Assange is free

Published June 26, 2024
Mahir Ali
Mahir Ali

JULIAN Assange was already on a flight to Australia by the time the news broke early yesterday of a plea deal with the US, whereby he would plead guilty on a single count of violating the Espionage Act in exchange for being liberated.

This isn’t an ideal outcome — he ought never have to been incarcerated in the first place, and cannot conceivably be compensated for the seven years he spent holed up in the Ecuadorian embassy in London, let alone the nearly five years he endured in a tiny cell in Britain’s high-security Belmarsh prison.

Nonetheless, it’s a delightful alternative to what might have unfolded: extradition to the US; facing a court that may well have concluded that punishing those who expose crimes was more in keeping with the ideals of ‘the land of the free’ than pursuing the actual criminals; and a prison term effectively tantamount to a death sentence.

What hopefully turns out to be the final scene in the last act of a sordid drama should be over by the time you read this. It was scheduled to unfold this morning in a courtroom on Saipan in the Northern Mariana Islands, an American Pacific territory closer to Australia than to the continental US. A federal judge is expected to sign off on the deal, whereafter Assange will return home as a free man. No one can guarantee that nothing will go wrong, but the chances are small.

In recent years, there has been a bipartisan Australian push to secure Assange’s freedom — combined with a bipartisan consensus on geo-strategically subordinating Australia to the very same empire whose depredations WikiLeaks helped to lay bare — which may have played a role in influencing the Biden administration’s decision-making. The primary consideration, thou­­gh, is likely to have been that pursuing As­­­­sange’s prosecution could compromise what had already been achieved by persecuting him: to deter anyone contemplating the idea of following in WikiLeaks’ footsteps.

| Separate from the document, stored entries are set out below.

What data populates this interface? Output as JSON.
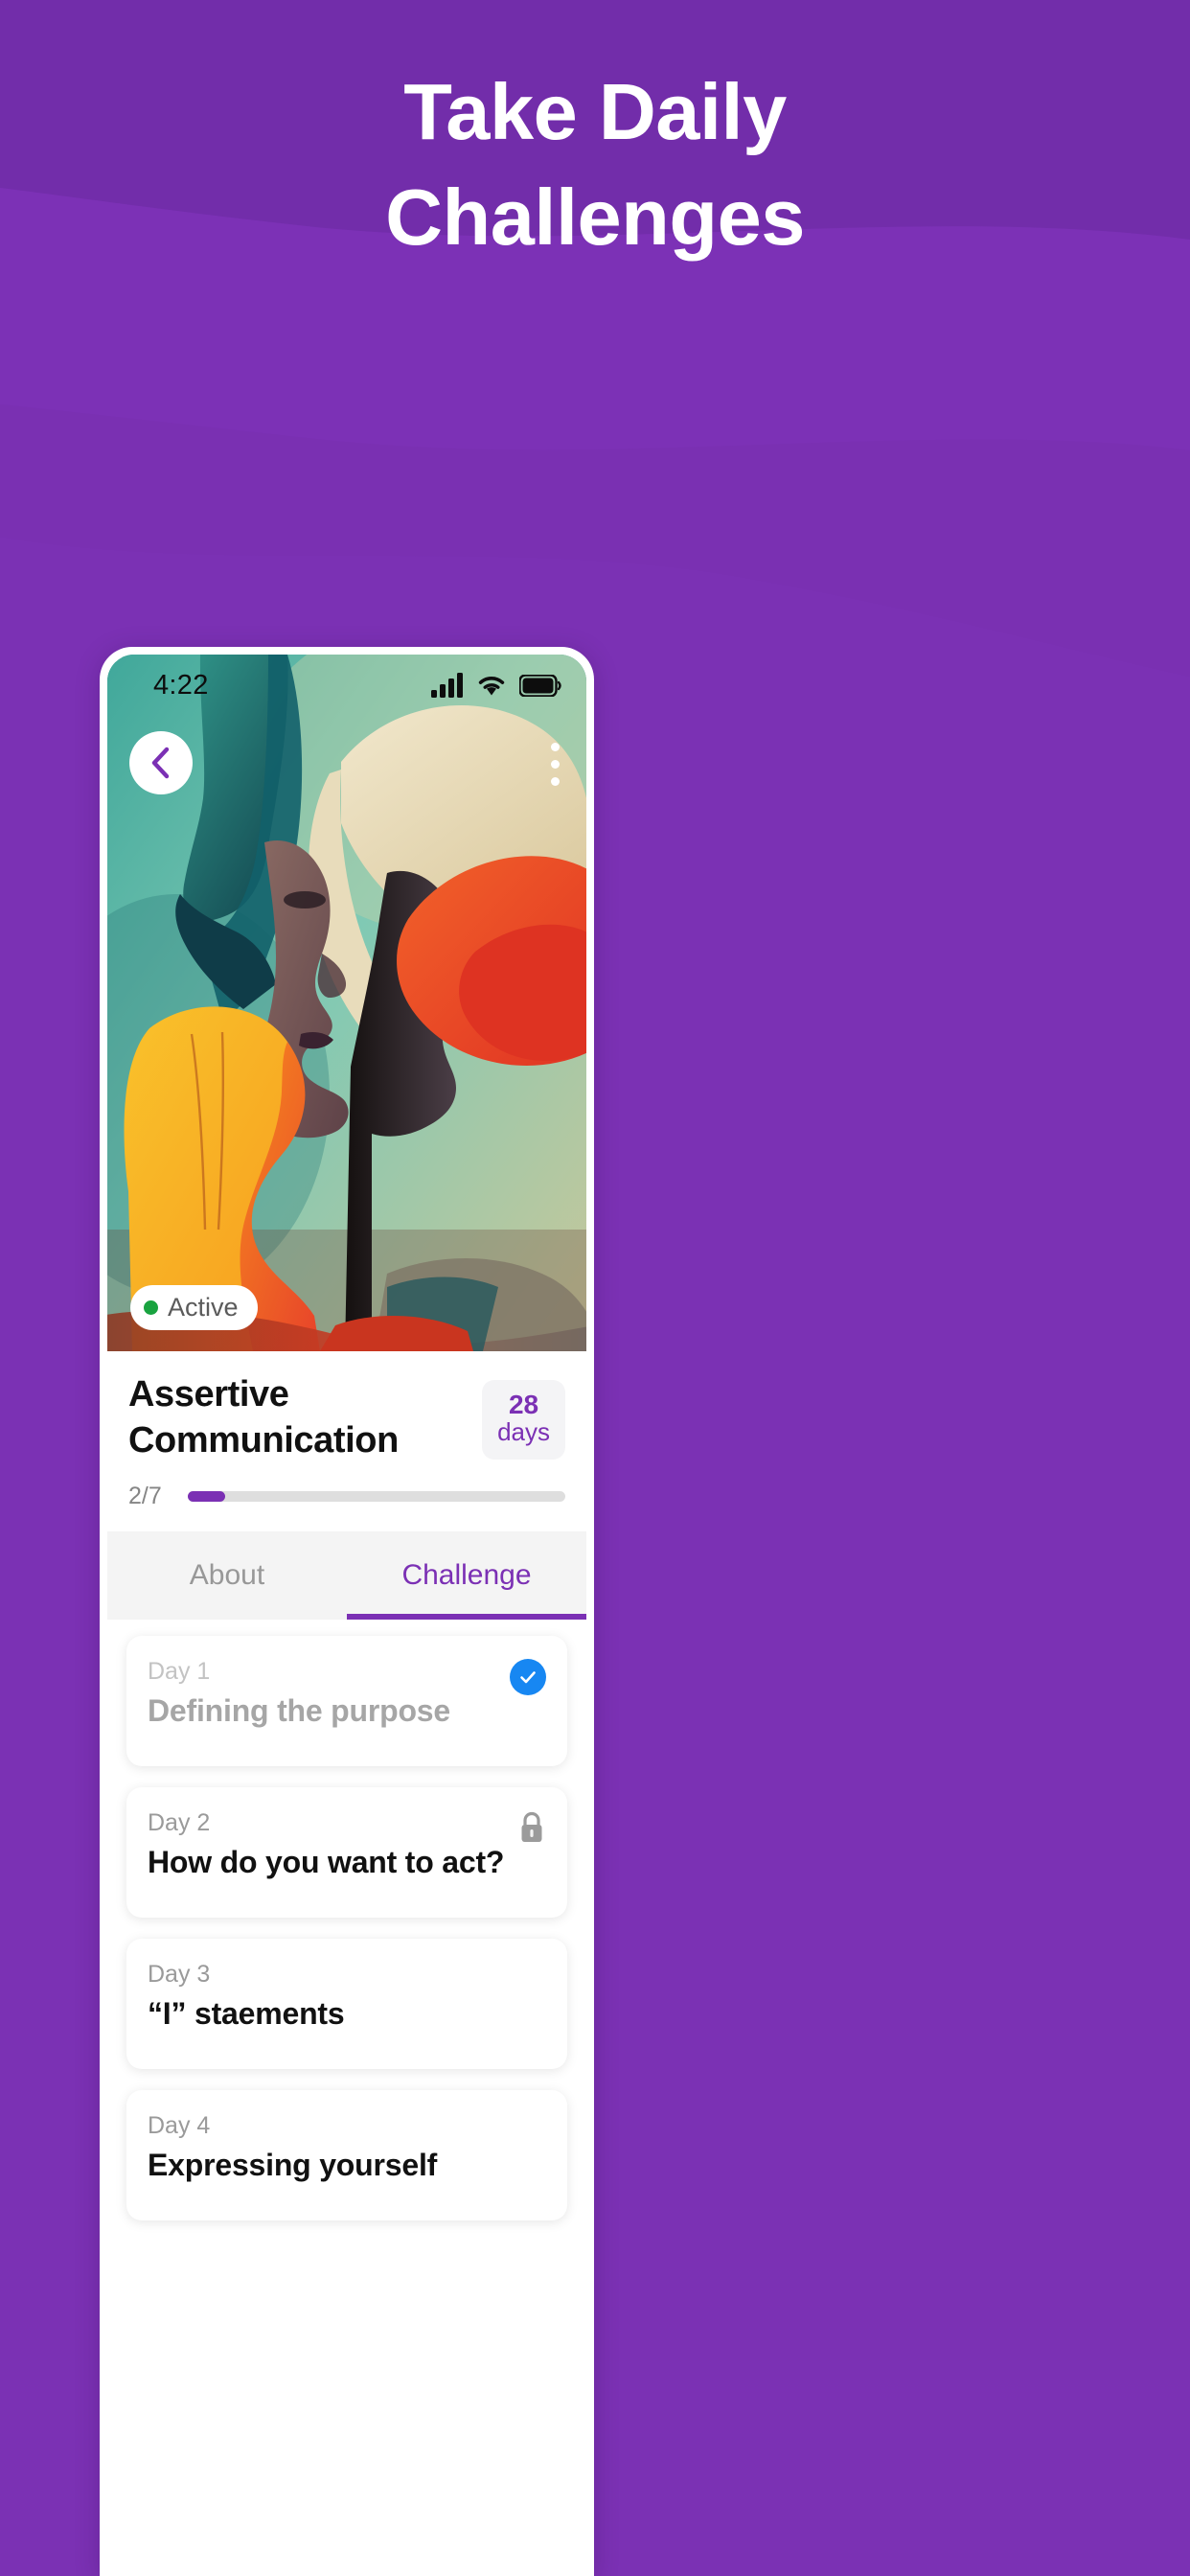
{
  "promo": {
    "headline_line1": "Take Daily",
    "headline_line2": "Challenges",
    "background_color": "#7B30B4"
  },
  "statusbar": {
    "time": "4:22",
    "signal_icon": "signal-bars-icon",
    "wifi_icon": "wifi-icon",
    "battery_icon": "battery-full-icon"
  },
  "hero": {
    "back_icon": "chevron-left-icon",
    "menu_icon": "more-vertical-icon",
    "status_badge": "Active",
    "status_dot_color": "#19A340"
  },
  "detail": {
    "title": "Assertive Communication",
    "duration_number": "28",
    "duration_unit": "days",
    "accent_color": "#7B30B4",
    "progress_label": "2/7",
    "progress_current": 2,
    "progress_total": 7,
    "progress_percent": 10
  },
  "tabs": [
    {
      "label": "About",
      "active": false
    },
    {
      "label": "Challenge",
      "active": true
    }
  ],
  "days": [
    {
      "day": "Day 1",
      "title": "Defining the purpose",
      "state": "done",
      "icon": "check-circle-icon"
    },
    {
      "day": "Day 2",
      "title": "How do you want to act?",
      "state": "locked",
      "icon": "lock-icon"
    },
    {
      "day": "Day 3",
      "title": "“I” staements",
      "state": "default",
      "icon": ""
    },
    {
      "day": "Day 4",
      "title": "Expressing yourself",
      "state": "default",
      "icon": ""
    }
  ]
}
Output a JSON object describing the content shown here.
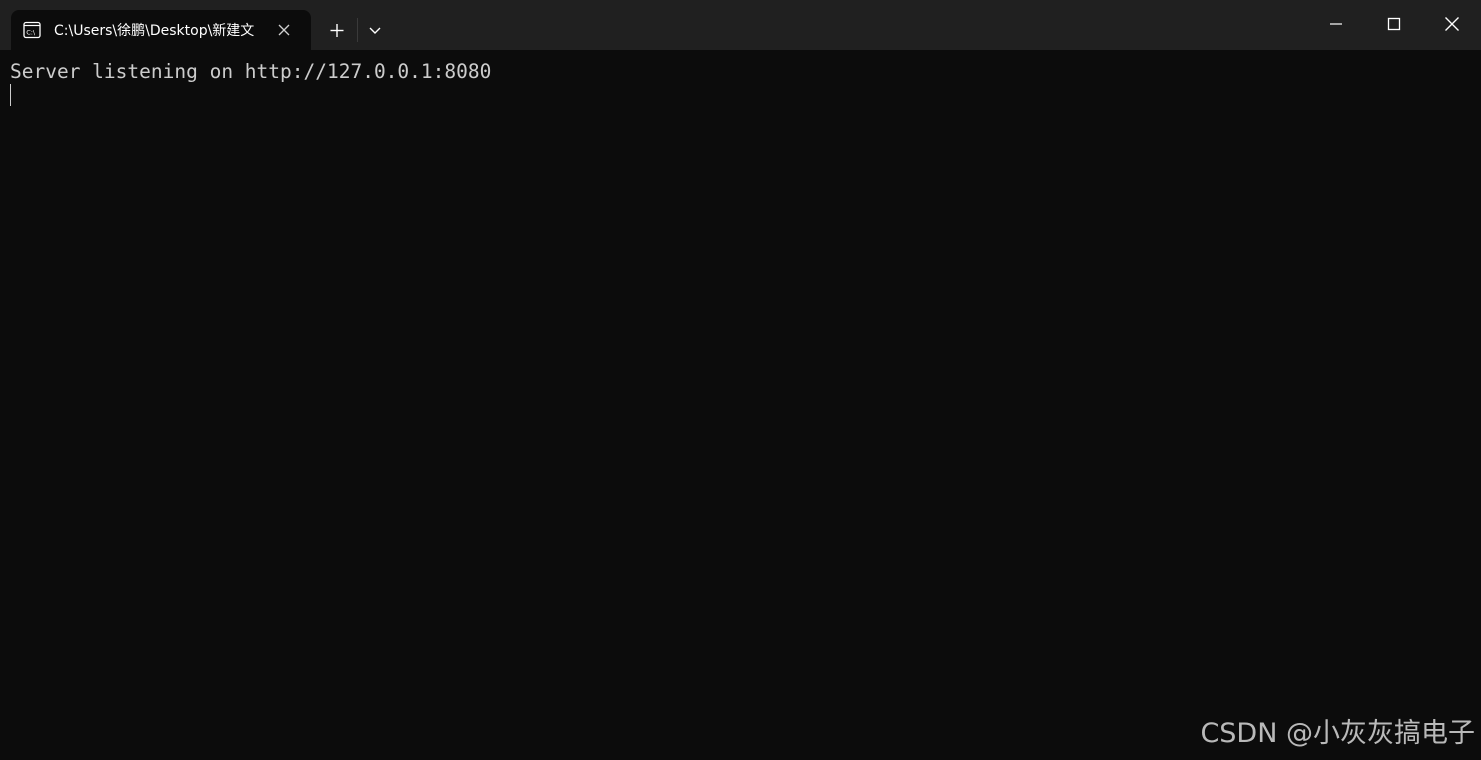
{
  "titlebar": {
    "tab": {
      "title": "C:\\Users\\徐鹏\\Desktop\\新建文",
      "icon": "terminal-icon",
      "close_icon": "close-icon"
    },
    "new_tab_icon": "plus-icon",
    "dropdown_icon": "chevron-down-icon",
    "window_controls": {
      "minimize_icon": "minimize-icon",
      "maximize_icon": "maximize-icon",
      "close_icon": "close-icon"
    }
  },
  "terminal": {
    "lines": [
      "Server listening on http://127.0.0.1:8080"
    ],
    "background_color": "#0c0c0c",
    "text_color": "#cccccc"
  },
  "watermark": {
    "text": "CSDN @小灰灰搞电子"
  },
  "colors": {
    "titlebar": "#202020",
    "tab_active": "#0c0c0c",
    "foreground": "#ffffff"
  }
}
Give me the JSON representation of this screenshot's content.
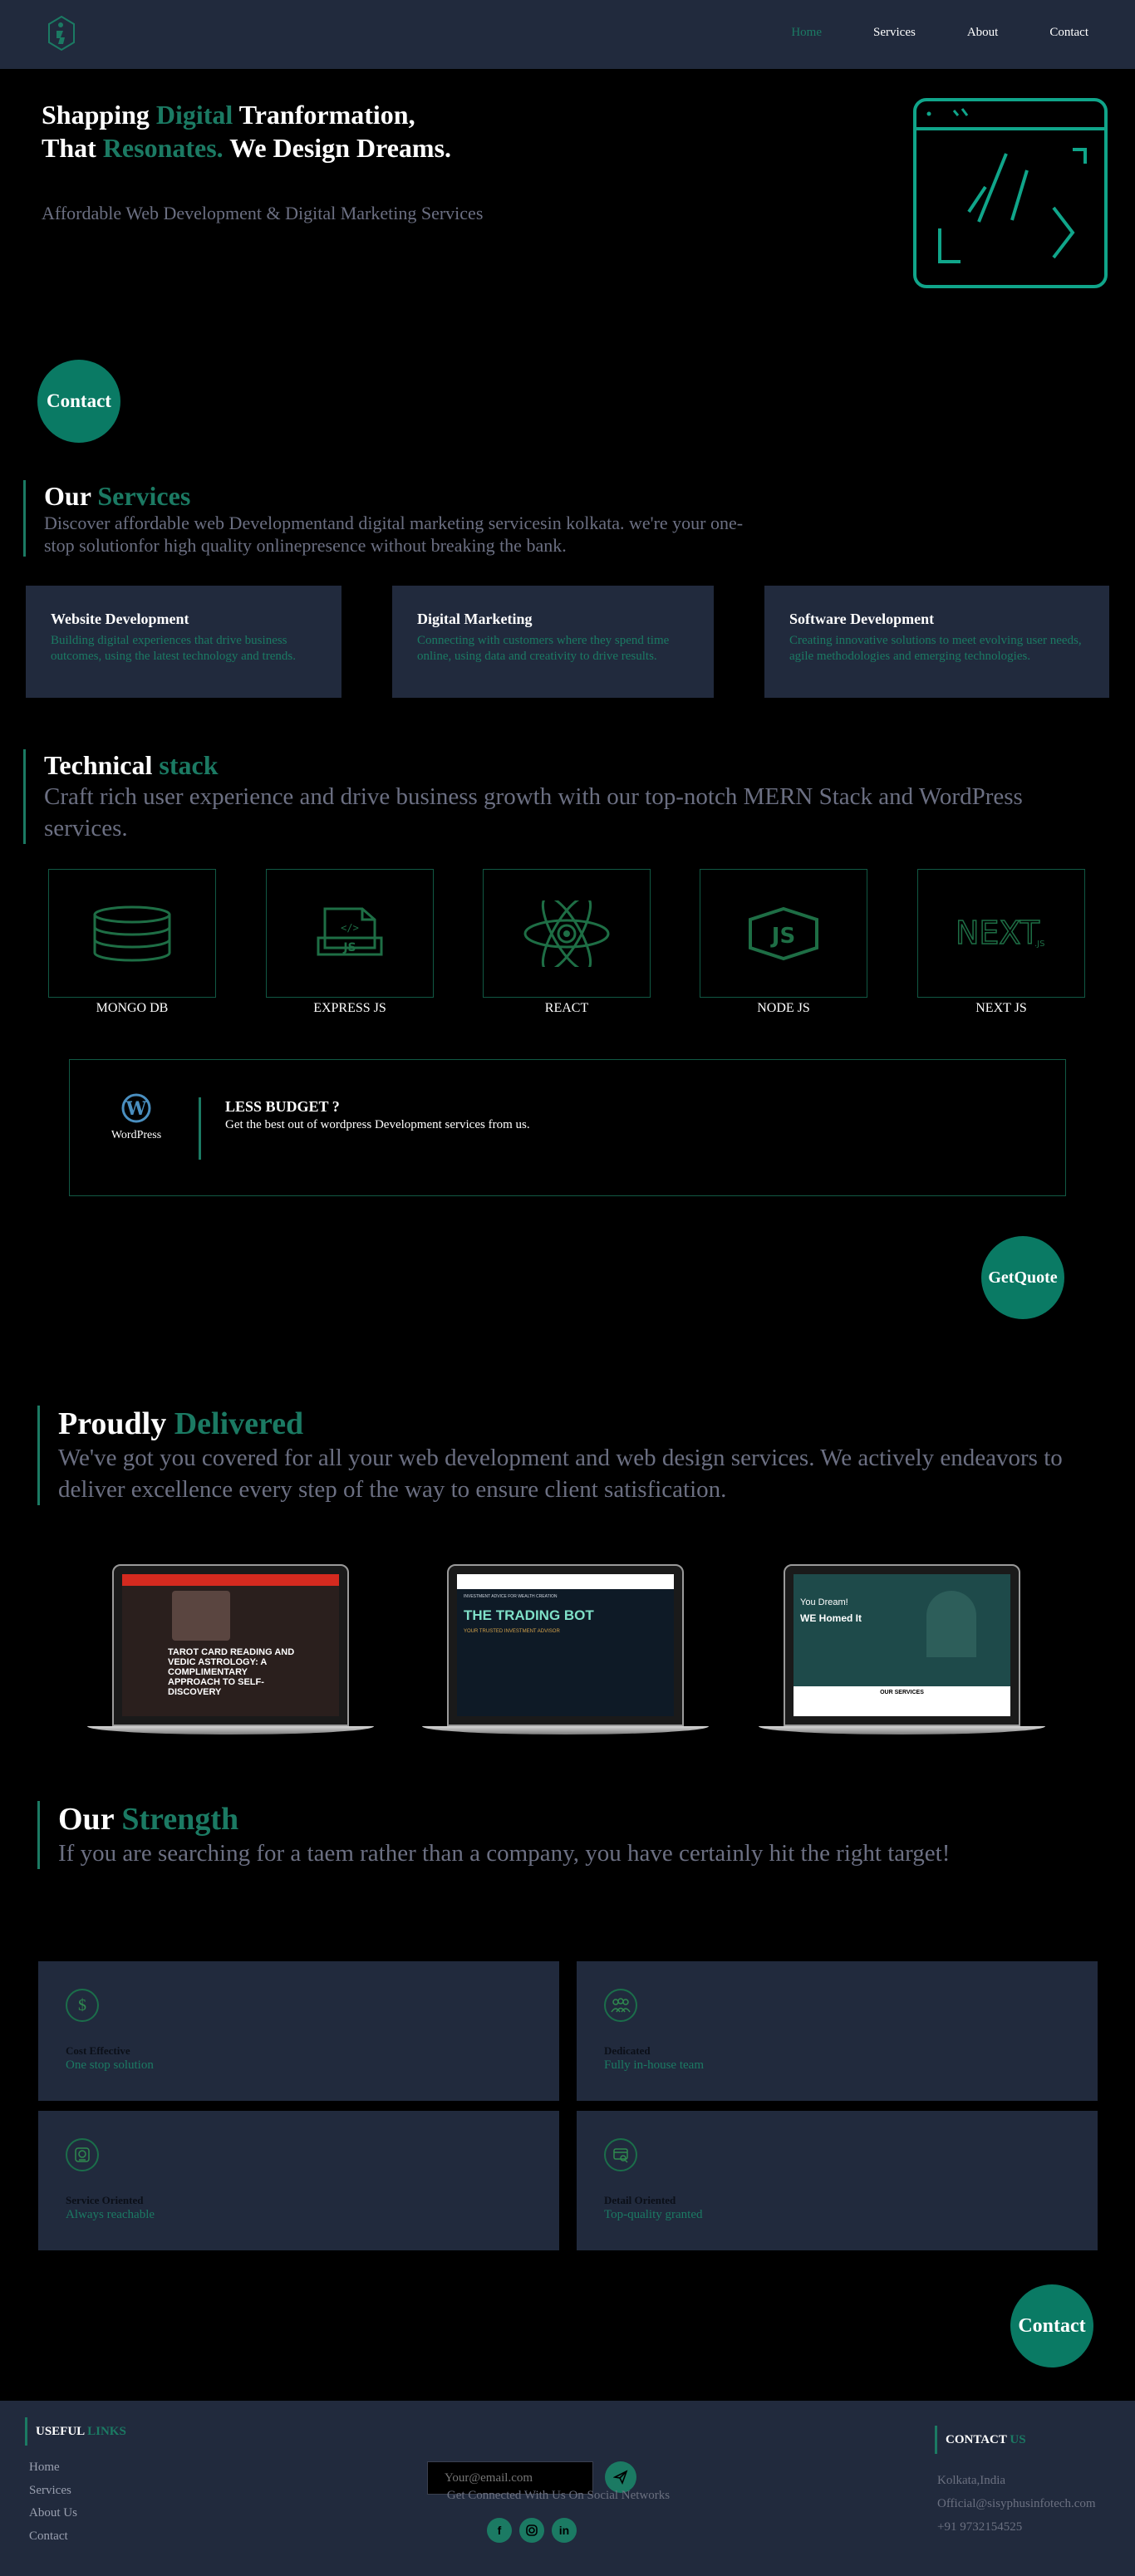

Those who target journalism are the criminals.

Throughout its existence, the American empire’s primal urge has been driven by the fear of any individual or nation setting an anti-imperial example that others might seek to emulate: from Iran and Guatemala in the 1950s, to Cuba, Vietnam, Chile and innumerable others. Among whistleblowers, Daniel Ellsberg — who exposed the deep state’s actual thinking on Vietnam — stands out as a worthy exemplar who esca­ped extended incarceration only because the Nixon administration slipped up.

WikiLeaks’ key collaborator, Chelsea Manning, a soldier during the US deployment in Iraq, was sentenced to 35 years in prison after a court martial. She served seven years before being reprieved by Barack Obama in one of his few acts of decency shortly before he handed over to Donald Trump. The Obama administration also decided against pursuing Assange on the sensible grounds that the logical consequence of targeting him would entail similar proceedings against The New York Times and other outlets that had republished selections from WikiLeaks’ trove of documents.

It would be difficult to argue that the ‘Iraq War Logs’, the ‘Afghan War Diary’ and the more than two million diplomatic cables (which helped to trigger the short-lived Arab Spring) did not serve the public interest. The main US argument has been that the unredacted names of operatives and collaborators exposed them to retaliation, but there has never been any corroborating evidence of dire consequences. The main consequence for the empire was embarrassment, as its routine war crimes and frequently indefensible diplomatic machinations were publicised.

The US Demo­cra­tic National Com­m­ittee leaks on the eve of the 2016 polls particularly incen­sed the losing party, but suggestions that he should be assassinated had been made even before that. When Assange faced extradition to Sweden over allegations of sexual misdemeanours, he claimed it was part of a ploy to extradite him to the US. Many of us were sceptical, but subsequent events bore out his suspicion.

His refuge at the Ecuadorian embassy became more uncomfortable after a change of government in Quito, and he was spied upon and maligned before the UK authorities were invited in to cart him away to Belmarsh. Whatever his flaws as a human being, the WikiLeaks founder and editor has done the world a great service by ripping off the empire’s last shreds of self-ordained respectability. Amid the American war-mongering in Europe and the Middle East — with Biden’s ill-disguised backing for the genocidal Zionist project — the world needs more revelations and clarifications of the WikiLeaks variety, and far greater freedom for journalists from Palestine to Pakistan, India and far beyond.

Fresh revelations are unlikely to come from Assange — and Julian undoubtedly deserves to be left in peace. But, hopefully, the seeds he has sowed will bear fruit time and again.